The best way to fight this is to create a benefits menu system. Here’s how it works:
- Evaluate how much you are currently spending on employee benefits per employee. Consider:
- Healthcare benefit payments
- 401K contributions
- PTO days (total number of days divided by average wage)
- Pet discounts (be prepared—this one will hurt!)
For the example below, let’s assume an employee making $46,500 in total compensation (wages and benefits) and $33,280 in wages. This means the hospital is currently spending $13,220 in benefits for this team member
- Choose two or three main benefits that all employees get. These will usually be healthcare, baseline PTO, and a 401K program.
- For the above employee, let’s say the health insurance costs $6000 per year, and the 401K costs $1000 per year, leaving $6220 in “unused” benefit money.

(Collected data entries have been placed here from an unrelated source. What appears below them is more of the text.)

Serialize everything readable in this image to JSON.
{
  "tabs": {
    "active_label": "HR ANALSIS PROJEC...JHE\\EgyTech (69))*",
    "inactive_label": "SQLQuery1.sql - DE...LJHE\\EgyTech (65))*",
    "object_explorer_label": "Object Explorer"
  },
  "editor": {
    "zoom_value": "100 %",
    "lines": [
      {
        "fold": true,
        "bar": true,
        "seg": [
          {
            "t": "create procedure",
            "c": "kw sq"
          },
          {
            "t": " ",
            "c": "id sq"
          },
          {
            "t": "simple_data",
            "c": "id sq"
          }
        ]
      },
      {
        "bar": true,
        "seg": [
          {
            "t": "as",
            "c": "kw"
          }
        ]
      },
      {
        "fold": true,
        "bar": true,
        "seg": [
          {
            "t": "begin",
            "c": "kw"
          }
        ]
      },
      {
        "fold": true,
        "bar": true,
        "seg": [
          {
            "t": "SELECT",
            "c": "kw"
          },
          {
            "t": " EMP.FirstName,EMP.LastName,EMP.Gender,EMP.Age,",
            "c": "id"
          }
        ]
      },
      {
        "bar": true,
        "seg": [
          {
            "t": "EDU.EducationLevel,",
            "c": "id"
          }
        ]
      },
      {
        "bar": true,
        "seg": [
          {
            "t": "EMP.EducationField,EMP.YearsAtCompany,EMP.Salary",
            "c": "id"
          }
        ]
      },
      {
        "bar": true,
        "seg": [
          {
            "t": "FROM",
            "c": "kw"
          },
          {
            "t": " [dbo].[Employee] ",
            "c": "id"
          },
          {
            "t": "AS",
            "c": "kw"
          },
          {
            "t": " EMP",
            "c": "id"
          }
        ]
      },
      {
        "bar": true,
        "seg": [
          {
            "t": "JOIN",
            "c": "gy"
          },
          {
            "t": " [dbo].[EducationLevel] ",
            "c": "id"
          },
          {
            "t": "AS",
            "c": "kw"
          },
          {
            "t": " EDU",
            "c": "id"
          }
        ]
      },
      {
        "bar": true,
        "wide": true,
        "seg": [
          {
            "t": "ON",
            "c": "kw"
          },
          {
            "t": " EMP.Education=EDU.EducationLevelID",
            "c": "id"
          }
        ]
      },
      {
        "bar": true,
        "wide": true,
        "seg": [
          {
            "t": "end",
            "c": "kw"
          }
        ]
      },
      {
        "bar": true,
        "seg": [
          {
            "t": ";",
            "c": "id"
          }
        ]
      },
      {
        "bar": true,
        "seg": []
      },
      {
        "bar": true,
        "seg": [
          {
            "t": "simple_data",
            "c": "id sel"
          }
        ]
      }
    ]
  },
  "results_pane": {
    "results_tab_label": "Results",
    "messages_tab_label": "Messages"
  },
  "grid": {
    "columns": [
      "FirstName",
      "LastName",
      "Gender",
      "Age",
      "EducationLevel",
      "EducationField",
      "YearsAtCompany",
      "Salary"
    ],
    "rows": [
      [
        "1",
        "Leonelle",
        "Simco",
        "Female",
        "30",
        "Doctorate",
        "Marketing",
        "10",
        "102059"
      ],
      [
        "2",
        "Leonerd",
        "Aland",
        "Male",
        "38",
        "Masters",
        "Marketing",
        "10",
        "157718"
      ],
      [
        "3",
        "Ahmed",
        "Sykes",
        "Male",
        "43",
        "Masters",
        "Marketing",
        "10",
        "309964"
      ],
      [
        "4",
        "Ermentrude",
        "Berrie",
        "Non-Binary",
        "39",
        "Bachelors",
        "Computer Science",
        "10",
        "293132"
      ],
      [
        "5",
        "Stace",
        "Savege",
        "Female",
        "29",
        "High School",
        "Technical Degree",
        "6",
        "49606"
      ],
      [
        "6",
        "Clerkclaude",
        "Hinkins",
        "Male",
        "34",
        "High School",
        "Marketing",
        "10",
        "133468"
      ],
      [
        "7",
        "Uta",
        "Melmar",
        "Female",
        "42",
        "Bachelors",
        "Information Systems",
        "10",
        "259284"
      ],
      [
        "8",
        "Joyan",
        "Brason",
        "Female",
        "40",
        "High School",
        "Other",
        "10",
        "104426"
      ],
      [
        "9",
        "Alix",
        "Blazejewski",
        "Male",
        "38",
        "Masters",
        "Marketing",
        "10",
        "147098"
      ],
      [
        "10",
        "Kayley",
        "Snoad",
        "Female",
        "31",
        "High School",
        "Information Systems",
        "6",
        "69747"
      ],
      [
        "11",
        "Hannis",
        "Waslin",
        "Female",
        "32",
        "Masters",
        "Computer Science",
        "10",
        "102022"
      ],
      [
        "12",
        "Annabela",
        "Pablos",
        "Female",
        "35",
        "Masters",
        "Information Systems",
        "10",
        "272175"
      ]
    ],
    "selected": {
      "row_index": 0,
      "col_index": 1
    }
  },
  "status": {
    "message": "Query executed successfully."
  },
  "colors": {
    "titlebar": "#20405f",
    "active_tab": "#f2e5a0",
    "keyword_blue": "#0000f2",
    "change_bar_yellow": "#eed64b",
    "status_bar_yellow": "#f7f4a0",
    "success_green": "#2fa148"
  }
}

- Don’t include the baseline PTO in the main benefits cost, as this cost can vary greatly depending on the team member’s position and experience.
- Create a menu of other benefits the employee can choose from, each associated with a cost. For example:
- Pet care discount: $150 per month
- Employer contribution to family health care: $500 per month
- Additional days of PTO: $150 per day, per month
- Tuition reimbursement: $100 per month
- Gym membership: $40 per month
- Paid volunteer days: $150 per day per month
- Paid parental leave: $500 per month
- Life or disability insurance: $100 per month
- Childcare subsidy: $200 per month
- The employee can take the unused benefit money (the $6220 referenced above, or $518 per month) to “shop” for their benefits. For example:
- One employee can choose to have their family’s health care coverage partly covered
- Another employee can choose two additional PTO days per year, plus a pet care discount
- A different employee can choose a childcare subsidy, a gym membership, and tuition reimbursement
Administering benefits in a menu system like this allows team members to choose the benefits that are best for them personally. This increases the feeling of fairness and causes them to think twice before looking elsewhere for employment. Most millennials and centennials prefer benefits to be administered this way.
Another benefit of this type of benefits program is that you can add money to their “shopping fund” in lieu of a raise. In cases where funding for raises is limited, providing benefits can be an excellent retention strategy that costs the hospital much less than raises would. Considering 80% of employees would prefer new or additional benefits to a wage increase, this turns out to be a good deal for the hospital!
*Please note: Some states have specific laws surrounding benefits, benefits options, and benefits administration. Be sure you talk to an attorney when making changes to your benefits program to remain in compliance with state and local laws.